No eliminan la demanda subyacente de mano de obra ni el atractivo de beneficiarse de los programas del Estado del Bienestar. Sólo actúan como un impuesto altísimo sobre la migración, cuyo único beneficiario son las redes criminales. Así, por ejemplo, las deportaciones a gran escala, además de ser logísticamente inviables y paralizantes a nivel judicial, eliminarían abruptamente la mano de obra barata y flexible que sostiene sectores económicos clave, llevándoles al colapso.

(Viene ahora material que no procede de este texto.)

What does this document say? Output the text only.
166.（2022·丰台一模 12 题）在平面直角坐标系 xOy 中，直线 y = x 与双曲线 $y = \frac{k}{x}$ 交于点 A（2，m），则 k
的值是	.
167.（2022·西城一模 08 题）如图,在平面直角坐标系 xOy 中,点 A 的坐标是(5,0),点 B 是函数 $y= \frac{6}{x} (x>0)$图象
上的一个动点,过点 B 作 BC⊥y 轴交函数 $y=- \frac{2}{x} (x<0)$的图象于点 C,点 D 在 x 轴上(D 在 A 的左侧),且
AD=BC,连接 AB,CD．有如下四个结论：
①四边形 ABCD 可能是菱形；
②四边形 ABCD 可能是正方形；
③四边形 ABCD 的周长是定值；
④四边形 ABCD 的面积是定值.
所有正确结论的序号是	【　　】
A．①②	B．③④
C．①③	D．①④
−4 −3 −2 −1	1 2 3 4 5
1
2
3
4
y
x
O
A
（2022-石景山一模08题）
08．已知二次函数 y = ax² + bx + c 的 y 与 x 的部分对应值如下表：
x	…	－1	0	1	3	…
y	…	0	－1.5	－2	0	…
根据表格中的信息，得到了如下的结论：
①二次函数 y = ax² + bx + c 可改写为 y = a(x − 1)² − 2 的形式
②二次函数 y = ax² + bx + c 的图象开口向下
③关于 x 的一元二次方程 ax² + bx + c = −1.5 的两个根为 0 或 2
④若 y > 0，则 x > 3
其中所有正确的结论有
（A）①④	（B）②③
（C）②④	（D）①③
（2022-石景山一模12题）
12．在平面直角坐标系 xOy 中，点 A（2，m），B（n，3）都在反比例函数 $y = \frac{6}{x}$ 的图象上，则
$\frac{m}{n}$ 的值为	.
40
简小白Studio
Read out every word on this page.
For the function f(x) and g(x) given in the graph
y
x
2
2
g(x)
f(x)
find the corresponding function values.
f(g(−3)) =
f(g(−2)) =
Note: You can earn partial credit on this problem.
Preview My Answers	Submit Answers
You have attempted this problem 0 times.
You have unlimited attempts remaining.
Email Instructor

Si se asumen esas restricciones, una política migratoria inteligente exige aplicar un conjunto de reglas estrictas e innegociables que restablezcan el principio de la autosuficiencia. Para empezar, los inmigrantes ilegales no deben tener acceso a ninguna prestación social. Su presencia es una violación de la ley; otorgarles beneficios es una prima a la infracción. Su único destino debe ser el proceso expedito de deportación. Por lo que respecta a los legales, su acceso a cualquier programa del Estado del Bienestar debe estar estrictamente condicionado por un periodo de carencia de cinco (5) o más años de contribución fiscal. Su sistema de cobertura social debe ser estrictamente contributivo: solo se recibe lo que se ha aportado.

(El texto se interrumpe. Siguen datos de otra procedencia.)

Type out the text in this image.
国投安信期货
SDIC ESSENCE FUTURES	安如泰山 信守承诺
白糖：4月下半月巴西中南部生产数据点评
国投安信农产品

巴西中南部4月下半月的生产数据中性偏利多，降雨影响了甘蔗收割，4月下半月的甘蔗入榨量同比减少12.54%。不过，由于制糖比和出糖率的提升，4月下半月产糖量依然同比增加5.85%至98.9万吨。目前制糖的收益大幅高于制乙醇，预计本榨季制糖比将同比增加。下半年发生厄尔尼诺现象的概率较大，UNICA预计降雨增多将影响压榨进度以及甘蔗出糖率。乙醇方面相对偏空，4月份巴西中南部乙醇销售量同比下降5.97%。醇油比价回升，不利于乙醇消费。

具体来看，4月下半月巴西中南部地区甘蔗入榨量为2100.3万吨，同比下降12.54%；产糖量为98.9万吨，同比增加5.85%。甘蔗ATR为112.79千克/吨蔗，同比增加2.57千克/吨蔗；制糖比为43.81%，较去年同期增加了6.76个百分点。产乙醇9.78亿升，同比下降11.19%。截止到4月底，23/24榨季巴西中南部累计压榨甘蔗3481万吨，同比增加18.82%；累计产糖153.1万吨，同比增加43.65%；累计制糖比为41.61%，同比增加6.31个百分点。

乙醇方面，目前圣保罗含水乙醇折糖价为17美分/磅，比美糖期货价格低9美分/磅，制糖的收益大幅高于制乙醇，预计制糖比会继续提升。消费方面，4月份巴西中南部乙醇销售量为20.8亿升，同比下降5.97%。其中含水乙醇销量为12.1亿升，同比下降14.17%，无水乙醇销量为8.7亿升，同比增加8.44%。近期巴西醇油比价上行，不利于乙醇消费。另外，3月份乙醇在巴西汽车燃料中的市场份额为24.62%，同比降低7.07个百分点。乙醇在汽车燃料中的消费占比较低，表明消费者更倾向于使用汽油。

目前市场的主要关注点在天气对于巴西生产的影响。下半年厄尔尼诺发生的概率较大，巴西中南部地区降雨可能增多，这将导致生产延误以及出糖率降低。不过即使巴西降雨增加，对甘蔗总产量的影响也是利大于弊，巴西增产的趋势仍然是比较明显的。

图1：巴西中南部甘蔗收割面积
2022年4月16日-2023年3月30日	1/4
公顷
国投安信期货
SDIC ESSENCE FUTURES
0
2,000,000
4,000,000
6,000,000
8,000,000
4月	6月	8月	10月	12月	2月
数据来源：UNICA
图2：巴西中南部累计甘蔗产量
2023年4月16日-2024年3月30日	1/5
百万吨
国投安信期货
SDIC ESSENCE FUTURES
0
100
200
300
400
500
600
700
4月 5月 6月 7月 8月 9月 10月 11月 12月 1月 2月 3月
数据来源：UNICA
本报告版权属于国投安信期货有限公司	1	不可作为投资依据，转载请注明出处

Por otra parte, el estatus de inmigrante legal ha de ser contemplado como una licencia de permanencia en el país de acogida condicionada. Cualquier persona en esa situación que cometa un delito debe enfrentar la deportación inmediata tras cumplir la correspondiente pena establecida por la legislación del Estado receptor. Los actos delictivos suponen la ruptura del contrato social y económico de quien emigra y, en consecuencia, ha de suponer la perdida del derecho a permanecer en él. Y, para asegurar que la migración se mantenga enfocada en el empleo productivo, la agrupación familiar no ha de ser permitida durante un periodo de tiempo significativo, por ejemplo, cinco (5) años de residencia legal. Esto obliga al inmigrante a demostrar su autosuficiencia económica e impide trasladar la carga potencial de su familia a los servicios públicos.
Por último, resulta esencial impedir o, para ser preciso, hay que prohibir la existencia de estatus legales diferenciados para colectivos específicos. No ha de caber la posibilidad de que ningún grupo tenga tribunales y sistemas legales paralelos. Un sistema de justicia que trata a las personas de manera distinta en función de su fe fragmenta a la ciudadanía y destruye la igualdad ante la ley, principio innegociable de la democracia liberal.
Las crisis migratorias existentes en los estados europeos son producto del Estado intervencionista. La solución no está en más Estado coercitivo, sino en la restricción de sus funciones asistenciales y la defensa de la igualdad ante la ley.
*Lorenzo Bernaldo de Quirós es presidente de Freemarket.